Why is Depreciation Important?

Although all the amount is paid for the machine at the time of purchase, the expense is charged over time. As an example, say you bought a copy machine for your business with a cost basis of $3,500 and a salvage value of $500.

How To Calculate Straight Line Depreciation Formula

There are a lot of reasons businesses choose to use the straight line depreciation method. There are many other methods of calculating depreciation, such as the declining balance method and the sum-of-the-years’ digits method. However, the straight line method is one of the most common and widely used ways to calculate depreciation. Using the straight-line depreciation method, the business finds the asset’s depreciable base is $40,000. Finishing the formula, the business finds the asset’s annual depreciation amount is $4,000. The entire value of the asset ($40,000 depreciable base) will be reclassified into the expense account over time. When you use the straight-line depreciation formula, the expense journal entry will be the same each year.

Final thoughts on straight line depreciation

From buildings to machines, equipment and tools, every business will have one or more fixed assets likely… A fixed asset account is reduced when paired with accumulated depreciation as it is a contra asset account.

Declining Balance Method: What It Is, Depreciation Formula – Investopedia

Declining Balance Method: What It Is, Depreciation Formula.

Posted: Sat, 25 Mar 2017 17:36:16 GMT [source]

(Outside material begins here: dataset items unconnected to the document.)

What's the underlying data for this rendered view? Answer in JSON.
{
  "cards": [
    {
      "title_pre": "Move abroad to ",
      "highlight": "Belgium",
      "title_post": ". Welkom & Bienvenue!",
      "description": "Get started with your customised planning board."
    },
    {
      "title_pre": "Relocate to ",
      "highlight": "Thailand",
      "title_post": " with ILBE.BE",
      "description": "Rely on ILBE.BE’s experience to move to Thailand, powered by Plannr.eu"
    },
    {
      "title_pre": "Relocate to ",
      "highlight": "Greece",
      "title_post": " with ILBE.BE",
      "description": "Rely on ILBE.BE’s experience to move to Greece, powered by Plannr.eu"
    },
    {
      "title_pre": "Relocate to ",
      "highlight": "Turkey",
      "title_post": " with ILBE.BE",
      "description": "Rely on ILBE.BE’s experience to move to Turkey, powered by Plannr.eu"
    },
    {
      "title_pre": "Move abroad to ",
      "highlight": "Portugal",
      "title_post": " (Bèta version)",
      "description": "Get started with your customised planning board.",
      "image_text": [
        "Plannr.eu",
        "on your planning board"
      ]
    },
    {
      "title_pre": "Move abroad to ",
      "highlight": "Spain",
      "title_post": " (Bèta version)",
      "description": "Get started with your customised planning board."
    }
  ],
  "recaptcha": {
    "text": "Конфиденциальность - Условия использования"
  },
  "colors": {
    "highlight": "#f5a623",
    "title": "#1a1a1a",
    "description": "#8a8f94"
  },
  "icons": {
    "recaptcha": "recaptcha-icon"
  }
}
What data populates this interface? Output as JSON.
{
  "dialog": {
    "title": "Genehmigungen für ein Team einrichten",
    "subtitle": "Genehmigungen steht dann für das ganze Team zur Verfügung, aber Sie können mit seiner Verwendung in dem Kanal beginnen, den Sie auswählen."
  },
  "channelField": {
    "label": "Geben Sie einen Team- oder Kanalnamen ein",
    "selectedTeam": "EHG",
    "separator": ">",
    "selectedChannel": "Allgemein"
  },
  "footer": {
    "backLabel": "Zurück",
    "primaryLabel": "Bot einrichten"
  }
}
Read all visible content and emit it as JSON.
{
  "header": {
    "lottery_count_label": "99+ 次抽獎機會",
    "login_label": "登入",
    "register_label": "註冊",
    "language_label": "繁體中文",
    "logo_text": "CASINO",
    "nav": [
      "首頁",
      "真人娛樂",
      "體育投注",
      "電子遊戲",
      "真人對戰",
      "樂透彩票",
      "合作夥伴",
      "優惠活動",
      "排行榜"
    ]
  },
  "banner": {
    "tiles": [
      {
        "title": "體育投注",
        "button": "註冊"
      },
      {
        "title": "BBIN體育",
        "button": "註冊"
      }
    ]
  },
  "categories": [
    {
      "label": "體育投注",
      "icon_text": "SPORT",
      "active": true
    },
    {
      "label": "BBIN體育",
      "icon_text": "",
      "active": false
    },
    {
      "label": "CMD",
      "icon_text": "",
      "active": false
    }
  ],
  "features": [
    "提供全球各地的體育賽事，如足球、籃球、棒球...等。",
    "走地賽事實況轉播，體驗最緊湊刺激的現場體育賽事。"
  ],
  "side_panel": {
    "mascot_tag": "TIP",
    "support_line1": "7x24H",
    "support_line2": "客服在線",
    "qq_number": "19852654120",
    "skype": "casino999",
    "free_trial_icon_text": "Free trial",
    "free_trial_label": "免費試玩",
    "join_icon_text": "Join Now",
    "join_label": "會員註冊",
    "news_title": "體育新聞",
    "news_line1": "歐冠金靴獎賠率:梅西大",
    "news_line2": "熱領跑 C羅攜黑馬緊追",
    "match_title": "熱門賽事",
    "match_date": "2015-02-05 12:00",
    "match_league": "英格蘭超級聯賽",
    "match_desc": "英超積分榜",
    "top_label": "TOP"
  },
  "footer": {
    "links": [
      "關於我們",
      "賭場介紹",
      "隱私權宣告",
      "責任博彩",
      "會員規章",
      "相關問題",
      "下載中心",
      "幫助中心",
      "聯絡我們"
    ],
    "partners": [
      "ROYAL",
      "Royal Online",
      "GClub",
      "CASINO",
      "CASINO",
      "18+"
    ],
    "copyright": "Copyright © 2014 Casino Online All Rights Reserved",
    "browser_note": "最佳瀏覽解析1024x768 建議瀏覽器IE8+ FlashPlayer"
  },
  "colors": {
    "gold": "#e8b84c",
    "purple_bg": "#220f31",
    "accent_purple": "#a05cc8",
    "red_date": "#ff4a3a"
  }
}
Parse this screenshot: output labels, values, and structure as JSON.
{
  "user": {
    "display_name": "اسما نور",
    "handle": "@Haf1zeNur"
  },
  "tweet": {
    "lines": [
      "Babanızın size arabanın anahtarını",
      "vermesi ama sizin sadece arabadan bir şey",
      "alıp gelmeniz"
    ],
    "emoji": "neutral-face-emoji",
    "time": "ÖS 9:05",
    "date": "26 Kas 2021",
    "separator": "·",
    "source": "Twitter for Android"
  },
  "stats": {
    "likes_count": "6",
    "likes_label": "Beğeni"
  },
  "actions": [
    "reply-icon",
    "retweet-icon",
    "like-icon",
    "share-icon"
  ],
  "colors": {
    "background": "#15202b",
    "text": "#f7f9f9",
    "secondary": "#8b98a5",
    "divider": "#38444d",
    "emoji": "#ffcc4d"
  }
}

There are good reasons for using both of these methods, and the right one depends on the asset type in question. The straight-line depreciation method is the easiest to use, so it makes for simplified accounting calculations. Straight line is the most straightforward and easiest method for calculating depreciation. It is most useful when an asset’s value decreases steadily over time at around the same rate. To calculate depreciation using a straight line basis, simply divide net price by the number of useful years of life the asset has.